I say, I’m a bad person. And you’re a sick person. But mostly because I’m a bad person with little regard for you because you’re not the most important person in my life, but I let you pretend that you are. You say, “it’s okay, it’s okay, we can pretend for as long as it takes.”
"I’m just afraid we’re too comfortable pretending all our lives, you know?"
"Is this it?" you say.
"Let’s try and make this ‘it’."
It’s countless, this kind of conversation that I have with you. At the end of the day, I still climb back up the stairs and bang on the door when I’m drunk and ask you to let me in, or you come home drunk slumped out on my lap. I don’t know how to stop revolving around an empty space. I don’t know how to.
This morning, I sat up by the side of the bed and I turned behind to look at you. You were half awake and reaching out for me to get back into bed. I turned back to the front and I felt your fingers slide down the knobs of my back slowly one by one. And I wish you could simply reach in to tweak buttons and controls for the right permutation of reactions for us to be happy together. Instead, all you got was a broken machine whose only spare parts are lost in an old junk yard.
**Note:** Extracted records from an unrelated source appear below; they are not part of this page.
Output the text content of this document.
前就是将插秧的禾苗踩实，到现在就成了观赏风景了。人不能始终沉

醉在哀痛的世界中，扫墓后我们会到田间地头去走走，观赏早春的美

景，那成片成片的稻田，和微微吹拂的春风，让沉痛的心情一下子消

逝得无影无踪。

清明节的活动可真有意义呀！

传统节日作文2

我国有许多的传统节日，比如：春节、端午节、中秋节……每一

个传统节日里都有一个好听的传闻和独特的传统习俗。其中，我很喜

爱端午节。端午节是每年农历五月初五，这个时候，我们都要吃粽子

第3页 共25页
When you stay mad at someone you love, your anger will never cease. You can’t forgive them, but you can’t bear finish them off once and for all either.
I told you last night between tears, that I was so angry, I am still angry and I’m not sure if this anger will ever cease. And I”m stuck between a limbo of love and hate, forgiveness and revenge. Other people have moved on and moved in, so why haven’t I?
In the end, I fell asleep with my glasses still on my tear-stained face and a whiskey glass still in my hand. You took both away from me and we slept sitting up on the couch. In the middle of the night, I woke up and realised what you did. I touched your face and you woke up and said, “Let’s go in to bed”. I nodded. Warm bodies are all the same.
Before drifting back to bed, you asked, “When will you forget about it?” I replied, “Never. I think never.”
I drank outside tonight and I drank even more before slamming my fists on your door. You opened up and I cried and I said I didn’t want to be at home tonight or tomorrow morning. I said please, I don’t think I’m going to survive tonight alone.
With my face very close to your chest, I whispered, he’s getting married tomorrow, he’s getting married tomorrow and I don’t want to see him from across my home getting into the car in his suit and bringing his bride home. I’m not sure if you heard it but you pressed my face into your chest and wrapped me tighter around. And when finally I feel your limbs drop and your hold on me loosen, I slither out of your touch to sit by the couch to drink some more. Was it two hours ago or just merely five minutes when all that happened?
There is also a scar right down your palm when you smashed your mug against the counter one night after we discussed something. I saw it play out in slow motion in my head and I felt like I could reach out to stop your hand but I knowingly let you smash it down with a force you could not fathom.
In another timeline, I”m not sure if you would have smashed it across my face if I had stopped you. Or if in another timeline, you might have dropped the cup entirely and sat down. Or still smash it anyway, this time a shrapnel entering my eye. I don’t know, but in the present, your mug smashed into pieces in your hands and walked away while I sat there trying to hold the pieces of my soul together.